To find a solution to the problem common to many companies of predicting the volume of purchases for a given product, one of the approaches that can be pursued is based on the analysis of the time series of historical volumes. Often, it is possible to find a sure periodicity (to various levels) of the question in the time, as an example in the function of the days of the week, the months of the year, the presence or less than festivity, the variability of the price, etc. To be able to consider more variables in a neural net, and, at the same time to try to exploit the possible correlations among them keeping in mind their temporal sequence, it is possible to use a Recurrent Neural Network.
Recurrent Neural Network Architecture
The Feed-Forward neural networks, such as Multi-Layer Perceptron and Convolutional Neural Network, operate on vectors with fixed size. Different applications, in which the order of the input variables affects the determination of the next value, can require that the input and/or the output can be sequences (also of variable length). RNN-type neural networks also involve “backwards” or same-level connections. The most commonly used models, for example, Long Short-Term Memory, foresee connections towards the same level. At each step of a given sequence, identifiable with a temporal instant t), the level in question receives in addition to the input relative to the instant t=x(t) also the output of the previous step, y(t-1). This allows the neural network to base its output at the instant t, y(t), also on the “history”, i.e. on all the elements of a given temporal sequence and on their mutual position, exploiting a “memory effect”. To train a Recurrent Neural Network, it is necessary to use Back Propagation Through Time. The typical architecture of an RNN is shown in Fig. 1.

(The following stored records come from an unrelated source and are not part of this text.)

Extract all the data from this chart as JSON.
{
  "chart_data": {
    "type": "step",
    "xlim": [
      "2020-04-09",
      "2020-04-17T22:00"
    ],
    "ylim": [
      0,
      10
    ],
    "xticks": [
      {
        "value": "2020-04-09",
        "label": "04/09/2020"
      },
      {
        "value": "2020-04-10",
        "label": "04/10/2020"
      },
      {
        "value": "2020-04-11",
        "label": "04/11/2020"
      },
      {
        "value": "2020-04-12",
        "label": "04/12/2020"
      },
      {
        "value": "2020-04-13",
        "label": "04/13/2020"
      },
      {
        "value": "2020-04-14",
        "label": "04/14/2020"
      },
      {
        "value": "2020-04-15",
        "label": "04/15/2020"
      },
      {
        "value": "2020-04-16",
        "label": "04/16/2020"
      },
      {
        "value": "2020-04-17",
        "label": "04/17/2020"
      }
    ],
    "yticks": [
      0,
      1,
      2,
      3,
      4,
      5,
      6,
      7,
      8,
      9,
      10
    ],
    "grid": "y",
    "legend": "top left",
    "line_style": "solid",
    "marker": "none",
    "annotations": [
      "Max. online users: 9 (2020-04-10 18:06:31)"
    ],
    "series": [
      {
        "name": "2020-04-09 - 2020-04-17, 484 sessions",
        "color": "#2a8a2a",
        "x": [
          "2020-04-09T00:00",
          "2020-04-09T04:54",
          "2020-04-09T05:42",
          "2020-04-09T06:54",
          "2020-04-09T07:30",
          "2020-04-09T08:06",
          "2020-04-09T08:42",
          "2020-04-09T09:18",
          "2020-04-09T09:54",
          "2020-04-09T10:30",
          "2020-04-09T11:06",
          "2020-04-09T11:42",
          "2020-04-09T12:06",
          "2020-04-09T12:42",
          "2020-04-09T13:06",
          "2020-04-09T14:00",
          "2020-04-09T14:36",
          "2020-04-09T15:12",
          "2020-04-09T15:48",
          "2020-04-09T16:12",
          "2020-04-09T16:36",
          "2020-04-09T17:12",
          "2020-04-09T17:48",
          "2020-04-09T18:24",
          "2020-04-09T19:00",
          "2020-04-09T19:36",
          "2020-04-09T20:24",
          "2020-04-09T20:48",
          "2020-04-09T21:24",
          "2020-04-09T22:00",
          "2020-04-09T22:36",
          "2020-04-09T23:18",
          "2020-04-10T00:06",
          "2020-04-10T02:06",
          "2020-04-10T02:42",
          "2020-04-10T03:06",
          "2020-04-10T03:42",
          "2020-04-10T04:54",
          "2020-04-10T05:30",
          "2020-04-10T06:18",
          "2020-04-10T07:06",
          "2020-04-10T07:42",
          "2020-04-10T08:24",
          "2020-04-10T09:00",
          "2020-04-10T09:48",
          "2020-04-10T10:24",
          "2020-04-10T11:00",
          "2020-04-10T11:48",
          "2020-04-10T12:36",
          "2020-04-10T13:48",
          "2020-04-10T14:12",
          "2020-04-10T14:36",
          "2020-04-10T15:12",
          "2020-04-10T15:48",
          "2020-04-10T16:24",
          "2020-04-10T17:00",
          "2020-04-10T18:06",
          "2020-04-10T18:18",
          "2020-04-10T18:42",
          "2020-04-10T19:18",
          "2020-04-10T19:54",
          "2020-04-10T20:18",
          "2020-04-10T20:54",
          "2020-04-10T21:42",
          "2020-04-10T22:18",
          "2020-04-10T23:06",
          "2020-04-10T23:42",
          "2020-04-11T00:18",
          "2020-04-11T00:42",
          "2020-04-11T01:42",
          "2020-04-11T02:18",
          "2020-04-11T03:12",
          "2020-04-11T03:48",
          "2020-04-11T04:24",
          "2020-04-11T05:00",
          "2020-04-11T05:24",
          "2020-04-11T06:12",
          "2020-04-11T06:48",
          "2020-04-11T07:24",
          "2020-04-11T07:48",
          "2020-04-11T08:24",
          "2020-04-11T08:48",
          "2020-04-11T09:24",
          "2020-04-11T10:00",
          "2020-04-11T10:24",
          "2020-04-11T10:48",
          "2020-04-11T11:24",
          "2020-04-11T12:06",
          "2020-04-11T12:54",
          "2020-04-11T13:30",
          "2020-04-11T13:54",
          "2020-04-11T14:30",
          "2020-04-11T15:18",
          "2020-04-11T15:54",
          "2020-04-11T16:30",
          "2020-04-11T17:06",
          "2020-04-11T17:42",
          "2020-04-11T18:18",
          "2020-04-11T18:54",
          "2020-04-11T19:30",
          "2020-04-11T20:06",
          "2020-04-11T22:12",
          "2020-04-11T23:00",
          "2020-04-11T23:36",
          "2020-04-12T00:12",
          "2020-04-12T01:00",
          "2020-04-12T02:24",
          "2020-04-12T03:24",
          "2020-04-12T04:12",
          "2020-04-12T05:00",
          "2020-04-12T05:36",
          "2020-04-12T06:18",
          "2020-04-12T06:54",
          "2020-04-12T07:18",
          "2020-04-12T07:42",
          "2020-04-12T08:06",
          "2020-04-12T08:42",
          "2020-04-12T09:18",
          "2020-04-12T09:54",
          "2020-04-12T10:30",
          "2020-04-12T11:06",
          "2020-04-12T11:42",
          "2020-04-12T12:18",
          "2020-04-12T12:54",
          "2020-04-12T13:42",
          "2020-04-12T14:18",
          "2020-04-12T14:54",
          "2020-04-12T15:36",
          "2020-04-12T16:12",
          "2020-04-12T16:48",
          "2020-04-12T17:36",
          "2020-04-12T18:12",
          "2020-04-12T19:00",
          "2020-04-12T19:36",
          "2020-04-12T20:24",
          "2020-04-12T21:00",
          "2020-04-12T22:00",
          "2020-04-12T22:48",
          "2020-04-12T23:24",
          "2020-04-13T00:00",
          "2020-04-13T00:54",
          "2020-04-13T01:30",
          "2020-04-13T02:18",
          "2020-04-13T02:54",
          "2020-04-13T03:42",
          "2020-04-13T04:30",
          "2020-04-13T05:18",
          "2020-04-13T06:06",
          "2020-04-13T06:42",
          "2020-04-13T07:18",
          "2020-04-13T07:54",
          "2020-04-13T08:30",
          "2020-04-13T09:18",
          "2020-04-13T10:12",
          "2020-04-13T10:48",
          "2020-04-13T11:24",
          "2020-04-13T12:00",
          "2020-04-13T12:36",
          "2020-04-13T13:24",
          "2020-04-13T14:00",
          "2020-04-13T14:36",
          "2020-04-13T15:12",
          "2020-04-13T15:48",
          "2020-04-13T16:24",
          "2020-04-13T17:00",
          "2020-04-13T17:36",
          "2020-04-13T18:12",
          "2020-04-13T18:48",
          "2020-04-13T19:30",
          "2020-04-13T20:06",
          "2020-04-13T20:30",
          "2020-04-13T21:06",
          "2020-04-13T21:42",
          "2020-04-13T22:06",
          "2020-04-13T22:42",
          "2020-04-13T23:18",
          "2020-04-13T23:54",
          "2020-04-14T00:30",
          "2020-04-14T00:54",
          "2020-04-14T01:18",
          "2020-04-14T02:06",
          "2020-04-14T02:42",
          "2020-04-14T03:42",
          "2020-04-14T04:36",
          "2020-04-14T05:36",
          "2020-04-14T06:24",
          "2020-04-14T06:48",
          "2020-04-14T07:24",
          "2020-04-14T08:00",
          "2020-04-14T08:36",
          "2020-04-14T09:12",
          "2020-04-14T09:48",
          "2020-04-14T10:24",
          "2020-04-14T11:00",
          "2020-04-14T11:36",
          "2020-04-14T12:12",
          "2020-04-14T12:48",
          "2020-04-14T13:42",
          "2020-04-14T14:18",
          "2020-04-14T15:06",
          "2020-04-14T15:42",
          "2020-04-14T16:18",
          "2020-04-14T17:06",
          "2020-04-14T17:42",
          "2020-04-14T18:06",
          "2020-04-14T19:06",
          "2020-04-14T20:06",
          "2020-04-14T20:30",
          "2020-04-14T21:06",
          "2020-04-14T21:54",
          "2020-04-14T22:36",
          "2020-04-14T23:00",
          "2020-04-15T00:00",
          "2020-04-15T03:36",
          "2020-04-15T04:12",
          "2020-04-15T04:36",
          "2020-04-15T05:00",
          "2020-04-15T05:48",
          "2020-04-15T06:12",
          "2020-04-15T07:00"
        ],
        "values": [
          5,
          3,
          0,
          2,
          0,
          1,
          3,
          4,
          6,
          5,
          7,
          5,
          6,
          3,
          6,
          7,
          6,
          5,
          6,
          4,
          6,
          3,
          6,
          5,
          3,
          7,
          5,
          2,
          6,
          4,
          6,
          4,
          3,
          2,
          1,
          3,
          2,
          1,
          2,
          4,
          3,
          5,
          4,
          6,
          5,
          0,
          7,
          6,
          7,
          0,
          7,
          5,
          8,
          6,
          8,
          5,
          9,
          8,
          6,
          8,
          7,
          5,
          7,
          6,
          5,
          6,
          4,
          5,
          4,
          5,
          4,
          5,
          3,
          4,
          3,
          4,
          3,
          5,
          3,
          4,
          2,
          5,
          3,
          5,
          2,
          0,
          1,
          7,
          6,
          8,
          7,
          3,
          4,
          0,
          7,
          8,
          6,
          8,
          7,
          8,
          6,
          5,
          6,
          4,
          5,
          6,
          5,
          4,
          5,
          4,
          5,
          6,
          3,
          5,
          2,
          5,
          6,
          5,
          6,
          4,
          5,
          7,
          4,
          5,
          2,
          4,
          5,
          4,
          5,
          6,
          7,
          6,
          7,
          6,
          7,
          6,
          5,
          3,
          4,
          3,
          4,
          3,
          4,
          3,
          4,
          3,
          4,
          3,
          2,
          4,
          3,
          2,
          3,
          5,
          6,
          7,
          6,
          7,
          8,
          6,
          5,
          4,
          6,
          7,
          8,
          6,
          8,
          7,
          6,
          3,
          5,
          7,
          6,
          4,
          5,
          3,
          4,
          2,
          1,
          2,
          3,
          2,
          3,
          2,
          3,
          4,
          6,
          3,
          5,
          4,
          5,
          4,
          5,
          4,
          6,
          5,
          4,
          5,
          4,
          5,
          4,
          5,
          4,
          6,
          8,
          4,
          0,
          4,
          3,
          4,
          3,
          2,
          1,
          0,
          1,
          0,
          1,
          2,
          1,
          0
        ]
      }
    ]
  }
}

The drawing on the left uses the cycle representation while the one on the right explodes the cycle into a single line in time. For details on the hidden representations, one can refer to countless texts in the literature https://atcold.github.io/pytorch-Deep-Learning/it/week06/06-3/. A common Long Short-Term Memory unit consists of a cell, an input port (input gate), an output port (output gate), and a “don’t forget gate” memory cell. The cell remembers values over arbitrary time intervals and the three gates regulate the flow of information into and out of the cell. The input transformation functions for each cell are shown in Fig. 2, and multiple cells can be concatenated sequentially. http://colah.github.io/posts/2015-08-Understanding-LSTMs/
In one of the last projects completed for a Premoneo’s client in the Logistics market, an LSTM was used to determine the demand for a given product, given as input the following series: sales volume history, date, day of the week (Monday=1, …. Sunday=7), the month of the year (from 1 to 12), the daily unit price of the product. The architecture of the tested network chains 200 LSTM cells to one output neuron. The periodicity chosen for each input feature is 7 days and the training has been carried out on the history including the whole of 2020. The mean absolute percentage error (MAPE) was used as a loss function with the Adam method (adaptive momentum estimation) as an optimizer. The training was performed with 400 epochs and batch size 10. The prediction was obtained over 30 days and as a figure of merit, the agreement between prediction and actual over 30 days was observed. The result is shown in Fig. 3., where “Forecast” represents the volume trend as a function of date in the number of days (translated to 0 for the first day) predicted by the LSTM and “Actual” represents the same variable taken from the history of the actuals for the same period.
The sample from which the actual values shown in Fig.3 were taken was not considered in the training but represents an independent test sample. Although there are other methods of analysis, such as ARIMA or GLM, the Recursive Neural Networks allow to exploit not only the historical time series of prices but also the correlations existing between other variables. Moreover, thanks to the many existing open-source libraries (such as Keras, used in this test), implementing different models in a versatile way with minimal changes to the source codes, testing multiple architectures, is practical and fast. For datasets that exceed a certain dimensionality, the use of neural networks certainly provides an advantage in terms of computational speed and prediction accuracy than analytical models.